Ele então se levantou ainda sujo e seguiu aquele desconhecido que tinha ares de amizade para sempre. Conhecia cada árvore, cada bicho e cada buraco daquela terra. Corria assim como Messias fazia descalço nos asfaltos de domingo pela manhã, ou como se estivera descendo uma ladeira de bicicleta, com os olhos fechados e o coração sem freios.

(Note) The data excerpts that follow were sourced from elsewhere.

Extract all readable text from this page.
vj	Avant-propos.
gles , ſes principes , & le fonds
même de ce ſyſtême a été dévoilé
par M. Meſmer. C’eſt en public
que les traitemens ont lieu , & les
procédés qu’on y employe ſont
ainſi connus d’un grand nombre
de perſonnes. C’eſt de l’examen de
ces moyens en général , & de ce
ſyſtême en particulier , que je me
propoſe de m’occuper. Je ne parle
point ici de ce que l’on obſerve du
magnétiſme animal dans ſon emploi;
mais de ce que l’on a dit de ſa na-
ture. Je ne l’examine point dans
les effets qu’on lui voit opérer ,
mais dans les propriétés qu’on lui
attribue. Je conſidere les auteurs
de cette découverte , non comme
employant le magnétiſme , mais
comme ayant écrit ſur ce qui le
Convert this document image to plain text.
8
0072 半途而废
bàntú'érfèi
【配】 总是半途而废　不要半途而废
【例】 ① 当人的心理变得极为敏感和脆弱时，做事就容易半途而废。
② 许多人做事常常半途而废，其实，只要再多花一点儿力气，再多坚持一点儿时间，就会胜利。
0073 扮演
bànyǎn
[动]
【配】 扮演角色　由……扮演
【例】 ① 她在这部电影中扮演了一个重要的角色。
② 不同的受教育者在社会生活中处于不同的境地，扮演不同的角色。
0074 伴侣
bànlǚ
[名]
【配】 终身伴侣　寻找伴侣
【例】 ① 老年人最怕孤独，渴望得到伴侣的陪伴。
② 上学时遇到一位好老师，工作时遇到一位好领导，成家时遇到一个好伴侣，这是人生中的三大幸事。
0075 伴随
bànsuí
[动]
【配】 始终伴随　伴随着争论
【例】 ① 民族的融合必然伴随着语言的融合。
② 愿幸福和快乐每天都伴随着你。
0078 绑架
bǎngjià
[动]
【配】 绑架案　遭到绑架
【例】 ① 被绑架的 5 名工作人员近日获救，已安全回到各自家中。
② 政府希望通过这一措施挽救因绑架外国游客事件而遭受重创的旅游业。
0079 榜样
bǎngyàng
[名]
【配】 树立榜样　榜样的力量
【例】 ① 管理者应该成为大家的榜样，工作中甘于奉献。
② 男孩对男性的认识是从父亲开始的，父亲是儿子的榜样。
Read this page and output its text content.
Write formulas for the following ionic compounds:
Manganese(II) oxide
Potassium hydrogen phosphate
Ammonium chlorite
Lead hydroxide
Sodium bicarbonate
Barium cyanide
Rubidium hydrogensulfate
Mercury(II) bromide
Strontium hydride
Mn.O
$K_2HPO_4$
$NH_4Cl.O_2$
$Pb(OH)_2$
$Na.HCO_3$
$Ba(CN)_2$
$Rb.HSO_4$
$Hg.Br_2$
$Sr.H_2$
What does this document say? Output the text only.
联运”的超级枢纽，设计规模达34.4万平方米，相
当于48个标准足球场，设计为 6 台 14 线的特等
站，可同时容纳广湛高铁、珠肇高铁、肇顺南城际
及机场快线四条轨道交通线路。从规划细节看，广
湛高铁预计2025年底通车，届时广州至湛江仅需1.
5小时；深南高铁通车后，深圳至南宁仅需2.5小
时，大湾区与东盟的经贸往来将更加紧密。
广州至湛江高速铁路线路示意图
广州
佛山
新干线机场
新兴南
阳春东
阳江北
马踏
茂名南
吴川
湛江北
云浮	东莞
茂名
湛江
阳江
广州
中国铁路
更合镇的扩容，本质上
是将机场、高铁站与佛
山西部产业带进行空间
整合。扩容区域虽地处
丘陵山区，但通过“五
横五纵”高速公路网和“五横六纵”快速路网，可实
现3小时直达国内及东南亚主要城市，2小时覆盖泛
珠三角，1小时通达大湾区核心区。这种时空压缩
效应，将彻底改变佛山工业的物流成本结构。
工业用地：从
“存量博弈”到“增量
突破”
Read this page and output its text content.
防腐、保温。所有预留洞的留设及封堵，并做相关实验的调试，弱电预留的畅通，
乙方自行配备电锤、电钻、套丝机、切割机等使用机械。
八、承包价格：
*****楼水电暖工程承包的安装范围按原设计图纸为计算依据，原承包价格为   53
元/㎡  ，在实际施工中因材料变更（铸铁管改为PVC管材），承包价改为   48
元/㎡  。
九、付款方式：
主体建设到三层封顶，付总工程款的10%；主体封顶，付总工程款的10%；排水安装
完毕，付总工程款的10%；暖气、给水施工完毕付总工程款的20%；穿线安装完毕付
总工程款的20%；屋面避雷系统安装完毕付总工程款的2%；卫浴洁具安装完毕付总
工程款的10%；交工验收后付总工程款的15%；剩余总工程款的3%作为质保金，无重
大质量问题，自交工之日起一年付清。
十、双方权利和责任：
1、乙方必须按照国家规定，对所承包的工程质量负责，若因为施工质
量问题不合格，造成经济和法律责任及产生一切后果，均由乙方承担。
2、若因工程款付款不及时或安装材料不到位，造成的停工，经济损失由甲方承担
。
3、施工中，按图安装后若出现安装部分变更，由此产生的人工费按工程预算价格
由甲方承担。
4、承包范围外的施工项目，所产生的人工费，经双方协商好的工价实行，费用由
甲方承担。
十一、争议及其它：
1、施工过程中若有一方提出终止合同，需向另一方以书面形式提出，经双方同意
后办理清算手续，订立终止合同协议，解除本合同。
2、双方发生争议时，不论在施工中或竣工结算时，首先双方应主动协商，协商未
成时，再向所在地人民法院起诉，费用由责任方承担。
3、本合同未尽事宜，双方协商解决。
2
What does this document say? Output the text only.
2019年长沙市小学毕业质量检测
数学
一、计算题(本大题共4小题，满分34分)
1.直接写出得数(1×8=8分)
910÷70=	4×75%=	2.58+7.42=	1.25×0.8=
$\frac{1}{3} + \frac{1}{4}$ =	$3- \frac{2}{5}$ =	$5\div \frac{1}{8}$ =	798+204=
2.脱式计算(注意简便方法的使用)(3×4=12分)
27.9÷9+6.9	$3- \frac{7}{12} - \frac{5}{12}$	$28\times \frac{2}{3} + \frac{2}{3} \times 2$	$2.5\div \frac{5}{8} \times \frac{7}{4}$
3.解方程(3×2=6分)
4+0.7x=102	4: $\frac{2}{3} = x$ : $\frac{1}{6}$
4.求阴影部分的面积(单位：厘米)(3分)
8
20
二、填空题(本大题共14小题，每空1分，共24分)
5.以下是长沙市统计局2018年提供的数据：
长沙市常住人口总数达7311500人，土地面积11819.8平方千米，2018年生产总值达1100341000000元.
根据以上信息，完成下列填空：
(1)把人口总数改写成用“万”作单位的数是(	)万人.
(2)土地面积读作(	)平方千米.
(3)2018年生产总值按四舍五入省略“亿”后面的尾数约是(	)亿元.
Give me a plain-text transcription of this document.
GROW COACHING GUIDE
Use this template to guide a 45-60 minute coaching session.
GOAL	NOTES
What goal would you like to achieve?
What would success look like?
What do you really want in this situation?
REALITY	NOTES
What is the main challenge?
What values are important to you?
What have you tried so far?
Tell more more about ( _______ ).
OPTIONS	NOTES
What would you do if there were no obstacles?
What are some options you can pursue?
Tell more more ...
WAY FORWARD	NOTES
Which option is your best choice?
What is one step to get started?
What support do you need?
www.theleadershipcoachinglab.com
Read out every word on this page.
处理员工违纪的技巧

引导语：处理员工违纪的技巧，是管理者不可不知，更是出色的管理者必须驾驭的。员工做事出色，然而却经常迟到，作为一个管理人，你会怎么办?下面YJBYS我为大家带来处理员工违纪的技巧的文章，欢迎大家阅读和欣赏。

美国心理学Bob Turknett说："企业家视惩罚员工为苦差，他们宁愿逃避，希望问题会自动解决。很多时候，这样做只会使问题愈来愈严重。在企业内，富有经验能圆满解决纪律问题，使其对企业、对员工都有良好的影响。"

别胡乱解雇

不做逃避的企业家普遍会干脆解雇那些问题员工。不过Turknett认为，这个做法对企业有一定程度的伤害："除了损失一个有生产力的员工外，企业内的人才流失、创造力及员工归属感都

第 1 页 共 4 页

Só em correr junto, já sentia uma cumplicidade única. Chegaram a um campo de barro, com traves sem redes e começaram ao mesmo tempo um jogo sem bola. Dribles magníficos, passes mágicos e desejos de chutar com força de rasgar o mundo.

Depois se embrenharam na mata de novo e passaram dias. Correndo, se cortando, sorrindo, levantando outros que caíam, jogando, gritando. Os pés confundiam-se com as raízes que antes tropeçavam e agora tinham a cor de folhas secas. O corpo verde, a cabeça da cor de céu. Não queriam reduzir toda aquela potência de vida às mesmas e velhas questões de sempre, trancadas dentro de casa. Precisavam era dar vazão àquela energia latente que emanava de cada poro. Queriam mesmo era fechar os olhos e mesmo assim continuar enxergando nitidamente aquele maravilhoso sol de todas as cores.